On the contrary, the substitution of processed meat with fish, legumes, dairy, or nuts has been associated with a reduced risk of functional impairment (46, 47). Since the foods contained in the “Mediterranean-like” diet are rich in antioxidants and nutrients with anti-inflammatory properties, this could mitigate the increased inflammatory environment associated with aging. In our population, however, the results are conflicting. In middle-aged men, a higher adherence to this diet was associated with lower body fat and lower lean mass. This finding suggests that at least for men, the amount of protein achieved with the “Mediterranean-like” dietary pattern may is not enough, requiring either increasing the protein sources presented in this diet (e.g., legumes and dairy) or including other foods rich in protein but low in fat, such as lean meat and eggs.

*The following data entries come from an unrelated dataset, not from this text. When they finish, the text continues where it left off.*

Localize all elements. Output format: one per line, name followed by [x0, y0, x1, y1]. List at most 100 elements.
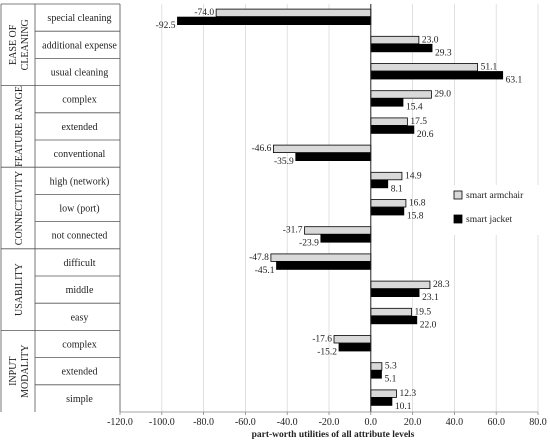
bar-smart-armchair — [370, 362, 383, 371]
legend: smart armchair smart jacket — [449, 185, 541, 235]
group-label-line: CONNECTIVITY — [14, 171, 25, 245]
category-label: middle — [66, 285, 94, 296]
bar-smart-armchair — [333, 335, 372, 344]
value-label-smart-jacket: 5.1 — [384, 375, 396, 385]
value-label-smart-jacket: -45.1 — [255, 266, 275, 276]
value-label-smart-armchair: 29.0 — [434, 90, 451, 100]
bar-smart-jacket — [370, 397, 393, 406]
x-axis: -120.0 -100.0 -80.0 -60.0 -40.0 -20.0 0.0 20.0 4… — [107, 4, 547, 428]
bar-smart-armchair — [370, 63, 478, 72]
category-label: usual cleaning — [51, 68, 108, 79]
value-label-smart-jacket: -23.9 — [299, 239, 319, 249]
bar-smart-armchair — [370, 280, 431, 290]
value-label-smart-armchair: -17.6 — [312, 335, 332, 345]
bar-smart-armchair — [370, 117, 408, 126]
category-label: simple — [66, 394, 93, 405]
bar-smart-armchair — [370, 90, 432, 99]
value-label-smart-armchair: -47.8 — [249, 253, 269, 263]
legend-box — [449, 185, 541, 235]
bar-smart-jacket — [338, 343, 372, 352]
bar-smart-jacket — [295, 152, 372, 162]
x-tick-label: -40.0 — [277, 417, 298, 428]
value-label-smart-armchair: 23.0 — [422, 35, 439, 45]
group-label: CONNECTIVITY — [14, 171, 25, 245]
x-tick-label: 0.0 — [365, 417, 378, 428]
bar-smart-armchair — [304, 226, 372, 235]
value-label-smart-armchair: 14.9 — [405, 171, 422, 181]
x-tick-label: -80.0 — [193, 417, 214, 428]
bar-smart-armchair — [215, 8, 372, 18]
value-label-smart-jacket: 20.6 — [417, 130, 434, 140]
bar-smart-jacket — [370, 43, 433, 53]
value-label-smart-jacket: 22.0 — [420, 320, 437, 330]
group-label-line: EASE OF — [8, 24, 19, 65]
category-label: high (network) — [50, 176, 110, 187]
value-label-smart-armchair: -74.0 — [194, 8, 214, 18]
data-labels: -74.0 23.0 51.1 29.0 17.5 -46.6 14.9 16.8 -31.7 -… — [156, 8, 523, 412]
legend-label: smart jacket — [466, 215, 513, 225]
x-tick-label: 80.0 — [529, 417, 547, 428]
value-label-smart-jacket: 29.3 — [435, 48, 452, 58]
x-tick-label: -20.0 — [319, 417, 340, 428]
x-tick-label: -120.0 — [107, 417, 133, 428]
category-frame — [0, 3, 121, 412]
bar-smart-armchair — [370, 171, 403, 181]
bar-smart-jacket — [370, 125, 415, 134]
value-label-smart-armchair: 12.3 — [400, 389, 417, 399]
group-label-line: CLEANING — [20, 19, 31, 70]
category-label: additional expense — [42, 40, 117, 51]
group-label: INPUTMODALITY — [8, 345, 31, 398]
legend-swatch — [453, 214, 463, 224]
value-label-smart-jacket: -35.9 — [274, 157, 294, 167]
bar-smart-armchair — [273, 144, 372, 154]
bars — [177, 8, 504, 406]
bar-smart-jacket — [370, 370, 382, 379]
x-tick-label: 20.0 — [404, 417, 422, 428]
category-label: extended — [61, 367, 97, 378]
bar-smart-armchair — [370, 307, 412, 317]
x-tick-label: 60.0 — [487, 417, 505, 428]
category-label: complex — [62, 95, 96, 106]
value-label-smart-armchair: -31.7 — [283, 226, 303, 236]
category-label: not connected — [52, 231, 108, 242]
group-label: USABILITY — [14, 263, 25, 316]
bar-smart-jacket — [370, 179, 389, 189]
group-label-line: USABILITY — [14, 263, 25, 316]
category-label: extended — [61, 122, 97, 133]
bar-smart-jacket — [320, 234, 372, 243]
value-label-smart-jacket: 15.8 — [407, 212, 424, 222]
value-label-smart-armchair: -46.6 — [252, 144, 272, 154]
bar-smart-armchair — [370, 389, 397, 398]
category-label: difficult — [63, 258, 95, 269]
value-label-smart-jacket: 10.1 — [395, 402, 412, 412]
value-label-smart-jacket: 8.1 — [391, 184, 403, 194]
x-axis-title: part-worth utilities of all attribute le… — [252, 430, 415, 440]
group-label: FEATURE RANGE — [14, 86, 25, 167]
bar-smart-jacket — [177, 16, 372, 26]
bar-smart-jacket — [370, 315, 418, 325]
value-label-smart-armchair: 28.3 — [433, 280, 450, 290]
value-label-smart-armchair: 16.8 — [409, 199, 426, 209]
x-tick-label: 40.0 — [446, 417, 464, 428]
value-label-smart-jacket: 23.1 — [422, 293, 439, 303]
group-labels: EASE OFCLEANING FEATURE RANGE CONNECTIVITY… — [8, 19, 31, 398]
group-label-line: FEATURE RANGE — [14, 86, 25, 167]
category-label: low (port) — [59, 204, 99, 215]
bar-smart-jacket — [370, 207, 405, 216]
x-tick-label: -60.0 — [235, 417, 256, 428]
category-label: easy — [71, 312, 89, 323]
value-label-smart-armchair: 51.1 — [481, 63, 498, 73]
bar-smart-armchair — [270, 253, 372, 262]
bar-smart-armchair — [370, 35, 420, 45]
value-label-smart-armchair: 5.3 — [385, 362, 397, 372]
category-labels: special cleaning additional expense usual … — [42, 13, 117, 405]
value-label-smart-armchair: 17.5 — [410, 117, 427, 127]
value-label-smart-jacket: 15.4 — [406, 103, 423, 113]
group-label: EASE OFCLEANING — [8, 19, 31, 70]
group-label-line: MODALITY — [20, 345, 31, 398]
legend-swatch — [453, 190, 463, 200]
bar-smart-armchair — [370, 199, 407, 208]
value-label-smart-jacket: 63.1 — [506, 76, 523, 86]
legend-label: smart armchair — [466, 191, 524, 201]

The major limitation of this study is the cross-sectional design: it does not allow us to determine any causality; we cannot trace the trajectory of the changes in dietary pattern adherence, body composition, and physical performance and strength; it can lead to “unexpected” results. Applying a retrospective food questionnaire has intrinsic bias related to memory; in addition, the use of a non-quantitative FFQ makes it unfeasible to estimate the nutritional intake of the participants. The results of this study should be interpreted with caution, as it is based on a population with higher economic and educational levels and with a good global lifestyle. Despite these limitations, this study provides concise information on the role of eating habits on body composition, physical performance, and muscle strength in a wide age range of men and women, corroborating in the understanding of the changes observed with aging. Future analysis from INSPIRE cohort will allow us to confirm the associations.

Conclusions

We found different profiles of food intake between men and women in the age groups, with men being more prone to a less healthy food intake in all ages. The dietary patterns were significantly associated with body composition and physical function mainly in middle age. Diets composed of sugary foods, fast foods, and processed meat were associated with higher fat mass and lower grip strength. This work reinforce the need for preventive strategies to reduce the intake of ultra-processed foods and high-fat meat to minimize the impact of aging on body composition and physical function. Furthermore, these preventive strategies should be adapted according to the sex since their differences in dietary habits and food preferences.